How can I run inference on multiple files using the pre trained model

I have been testing my data on the deepspeech pre trained model version 0.6.1 and I wanted to know how can i run the inference in parallel for about 1000 files. I am right now using the code mentioned in client.py( which uses ds.stt(audio) to generate output) but running inference in a loop takes a lot of time. Also using multiprocessing results in the error that swigpy objects cannot be pickled. I need to know how to speed up the inference. Any help would be great.

Please be more descriptive about your usecase. Search on the forum, this is something that has already been explained several times, you can run mass-evaluation using evaluate.py as well as evaluate_tflite.py depending on your requirements.

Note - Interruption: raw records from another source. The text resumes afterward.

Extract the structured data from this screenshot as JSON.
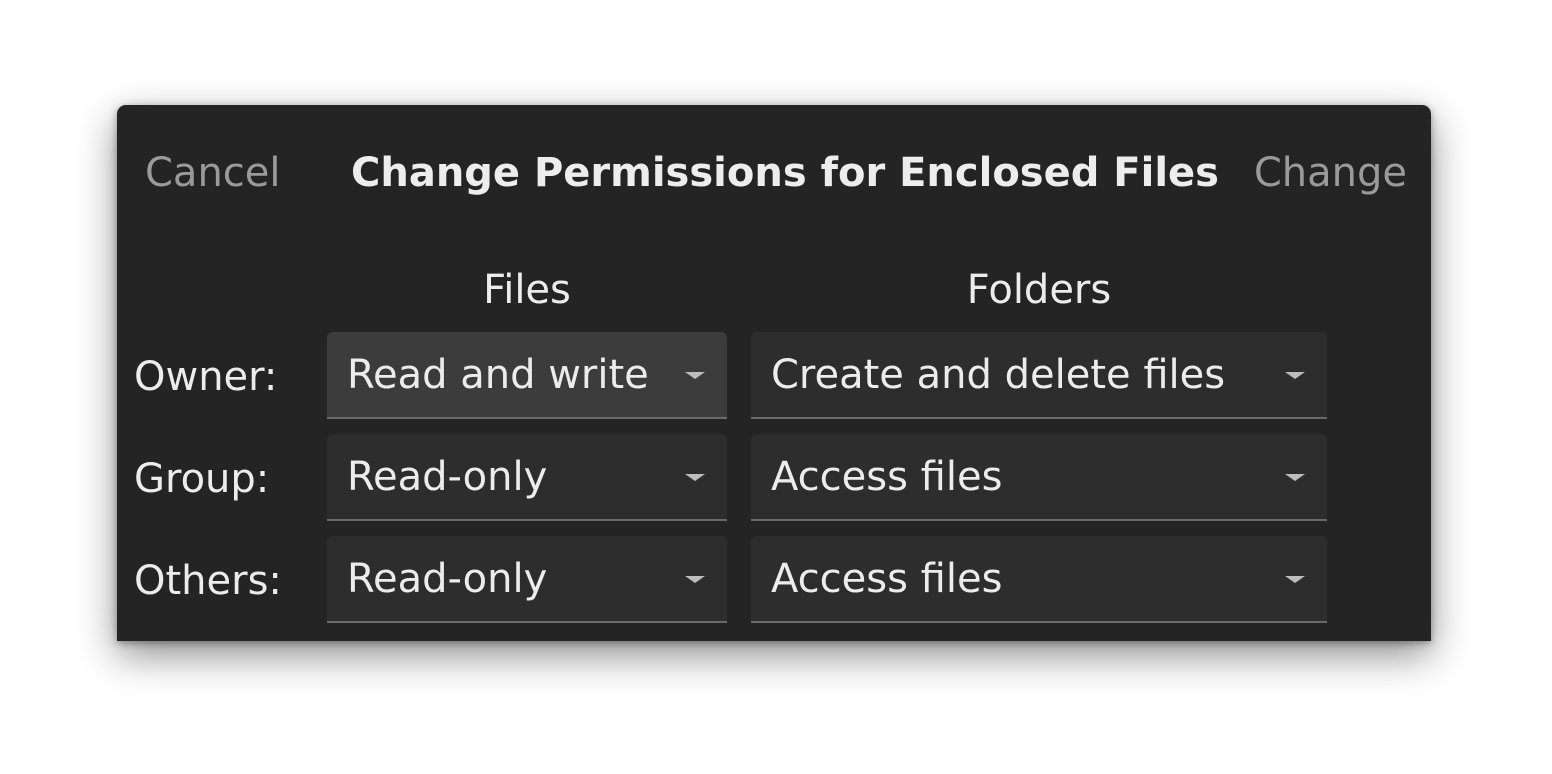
{
  "header": {
    "cancel_label": "Cancel",
    "title": "Change Permissions for Enclosed Files",
    "change_label": "Change"
  },
  "columns": {
    "files": "Files",
    "folders": "Folders"
  },
  "rows": [
    {
      "label": "Owner:",
      "files": "Read and write",
      "folders": "Create and delete files"
    },
    {
      "label": "Group:",
      "files": "Read-only",
      "folders": "Access files"
    },
    {
      "label": "Others:",
      "files": "Read-only",
      "folders": "Access files"
    }
  ],
  "icons": {
    "dropdown_arrow": "chevron-down-icon"
  },
  "colors": {
    "dialog_bg": "#242424",
    "dropdown_bg": "#2d2d2d",
    "dropdown_hover_bg": "#3c3c3c",
    "text": "#ececec",
    "muted_text": "#9a9a9a"
  }
}
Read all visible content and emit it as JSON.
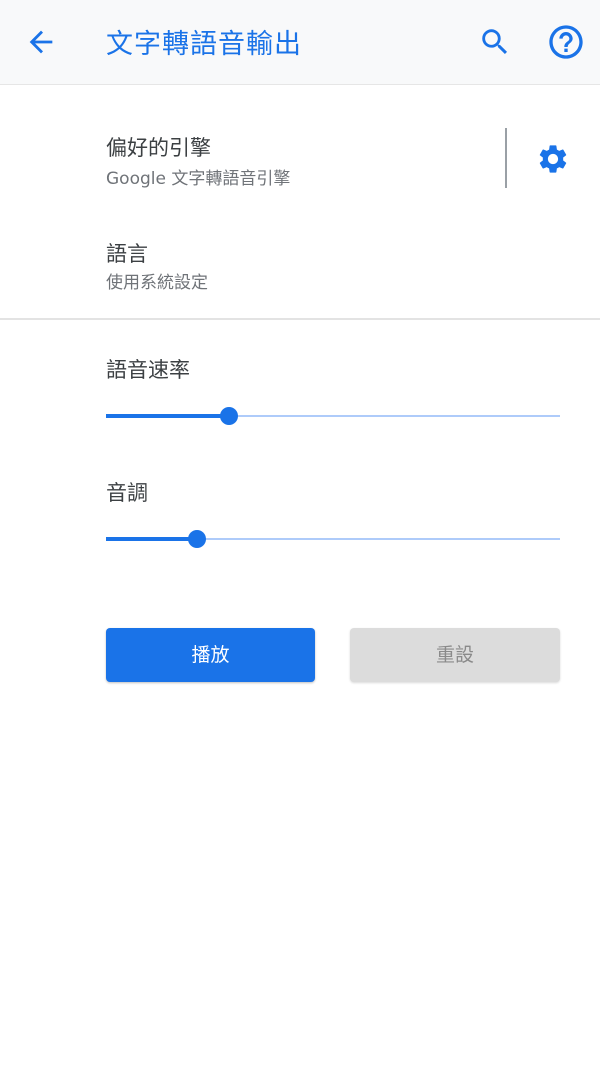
{
  "app_bar": {
    "title": "文字轉語音輸出",
    "back_icon": "arrow-back-icon",
    "search_icon": "search-icon",
    "help_icon": "help-circle-icon"
  },
  "preferences": {
    "engine": {
      "title": "偏好的引擎",
      "summary": "Google 文字轉語音引擎",
      "settings_icon": "gear-icon"
    },
    "language": {
      "title": "語言",
      "summary": "使用系統設定"
    }
  },
  "sliders": {
    "speech_rate": {
      "label": "語音速率",
      "value_fraction": 0.27
    },
    "pitch": {
      "label": "音調",
      "value_fraction": 0.2
    }
  },
  "buttons": {
    "play_label": "播放",
    "reset_label": "重設"
  },
  "colors": {
    "accent": "#1a73e8",
    "track_inactive": "#aecbfa",
    "reset_button_bg": "#dcdcdc"
  }
}
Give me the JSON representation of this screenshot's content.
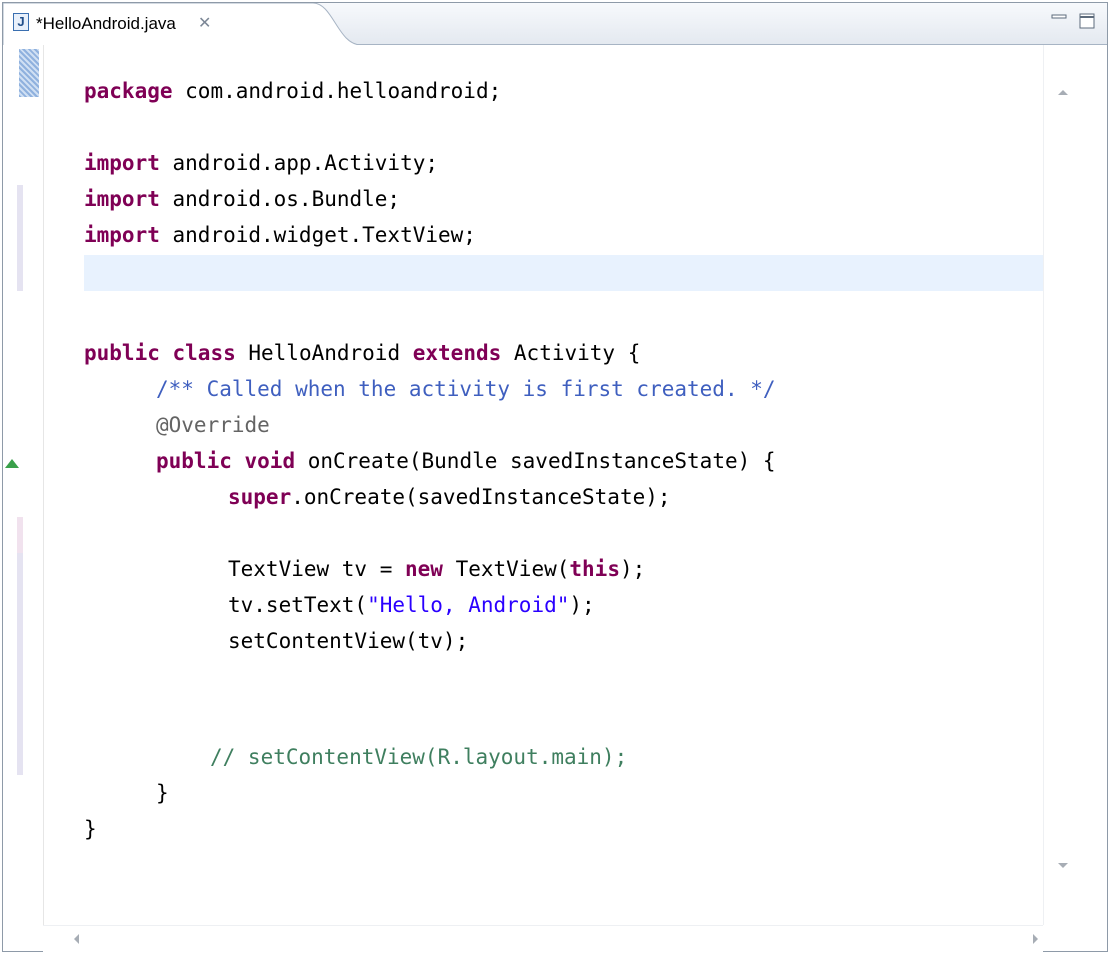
{
  "editor_tab": {
    "title": "*HelloAndroid.java",
    "icon_letter": "J",
    "close_glyph": "✕"
  },
  "code_lines": [
    "package com.android.helloandroid;",
    "",
    "import android.app.Activity;",
    "import android.os.Bundle;",
    "import android.widget.TextView;",
    "",
    "",
    "public class HelloAndroid extends Activity {",
    "    /** Called when the activity is first created. */",
    "    @Override",
    "    public void onCreate(Bundle savedInstanceState) {",
    "        super.onCreate(savedInstanceState);",
    "",
    "        TextView tv = new TextView(this);",
    "        tv.setText(\"Hello, Android\");",
    "        setContentView(tv);",
    "",
    "",
    "       // setContentView(R.layout.main);",
    "    }",
    "}"
  ],
  "tokens": {
    "kw_package": "package",
    "rest_package": " com.android.helloandroid;",
    "kw_import": "import",
    "rest_import1": " android.app.Activity;",
    "rest_import2": " android.os.Bundle;",
    "rest_import3": " android.widget.TextView;",
    "kw_public": "public",
    "kw_class": "class",
    "kw_extends": "extends",
    "class_name": " HelloAndroid ",
    "extends_rest": " Activity {",
    "javadoc": "/** Called when the activity is first created. */",
    "annotation": "@Override",
    "kw_void": "void",
    "method_sig": " onCreate(Bundle savedInstanceState) {",
    "kw_super": "super",
    "super_rest": ".onCreate(savedInstanceState);",
    "tv_decl_a": "TextView tv = ",
    "kw_new": "new",
    "tv_decl_b": " TextView(",
    "kw_this": "this",
    "tv_decl_c": ");",
    "settext_a": "tv.setText(",
    "settext_str": "\"Hello, Android\"",
    "settext_b": ");",
    "setcontent": "setContentView(tv);",
    "comment": "// setContentView(R.layout.main);",
    "close_method": "}",
    "close_class": "}"
  },
  "colors": {
    "keyword": "#7f0055",
    "javadoc": "#3f5fbf",
    "comment": "#3f7f5f",
    "string": "#2a00ff",
    "annotation": "#646464",
    "current_line": "#e8f2fe"
  }
}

  from __future__ import absolute_import, division, print_function
  from deepspeech import Model
  import absl.app
  import argparse
  import numpy as np
  import wave
  import csv
  import os
  import sys
  from functools import partial
  from multiprocessing import JoinableQueue, Process, cpu_count, Manager
  from six.moves import zip, range

  model    = 'deepspeech-0.6.1-models/output_graph.pbmm'
  lm='deepspeech-0.6.1-models/lm.binary'
  trie='deepspeech-0.6.1-models/trie'

  def tflite_worker(model, lm,trie, queue_in, queue_out, gpu_mask):
      os.environ['CUDA_VISIBLE_DEVICES'] = str(gpu_mask)
      ds = Model(model,500)
      ds.enableDecoderWithLM( lm, trie, 1.5,
                                2.1)
      while True:
          try:
              msg = queue_in.get()
              filename = msg['filename']
              print(filename)
              fin = wave.open(filename, 'rb')
              audio = np.frombuffer(fin.readframes(fin.getnframes()), np.int16)
              fin.close()
              decoded = ds.stt(audio)
              print(decoded)
              queue_out.put({'wav': filename, 'prediction': decoded, 'ground_truth': msg['transcript']})
          except FileNotFoundError as ex:
              print('FileNotFoundError: ', ex)
          print(queue_out.qsize(), end='\r') # Update the current progress
          queue_in.task_done()

  manager = Manager()
  work_todo = JoinableQueue()   # this is where we are going to store input data
  work_done = manager.Queue()  # this where we are gonna push them out

  processes = []
  for i in range(4):
      worker_process = Process(target=tflite_worker, args=(model, lm,trie, work_todo, work_done, i), daemon=True, name='tflite_process_{}'.format(i))
      worker_process.start()        # Launch reader() as a separate python process
      processes.append(worker_process)

  print([x.name for x in processes])

  wavlist = []
  ground_truths = []
  predictions = []
  losses = []
  wav_filenames = []
  count=0
  for i in range(0,100):
    count+=1
    work_todo.put({'filename': audio_order[i], 'transcript': txt_truth[i]})
    wav_filenames.extend(audio_order[i])

  print('Totally %d wav entries found in csv\n' % count)
  work_todo.join()
  print('\nTotally %d wav file transcripted' % work_done.qsize())

  while not work_done.empty():
      msg = work_done.get()
      losses.append(0.0)
      ground_truths.append(msg['ground_truth'])
      predictions.append(msg['prediction'])
      wavlist.append(msg['wav'])

I have used this code for running the task in parallel where audio_order is the list of wav filenames and txt_truth is the corresponding text. But the code gets stuck during join method . I do not understand why this is happening

@AANCHAL_VARMA Please use proper code formatting …

It looks like a hacked version of evaluate_tflite.py. Do you understand how it works ? Why hacking it like that instead of using it properly ?

Please be more descriptive here, this code runs a lot of parallel processes with deepspeech module being used. It’s not as efficient as using a TensorFlow session, and it does require intensive computing power. “gets stuck during join” does feel like expected, and unless you provide more details on how long, on whether you see processes running, etc. we can’t help.

Hey I tried running the code as mentioned in evaluate_tflite.py, but it took around 2 hrs for about 2600 files of 5 seconds each. Is there any way I can speed this up. I am running on google colab notebook.

Also I wanted to know that if I start training on my own data using the existing checkpoint file, i read that i cannot change the alphabet.txt and i will have to alter my transcript file. Will I have to alter the file used for generating language model as well? Is there anyway I can predict the numbers and special characters like ‘.’, ‘-’ by training from existing checkpoint?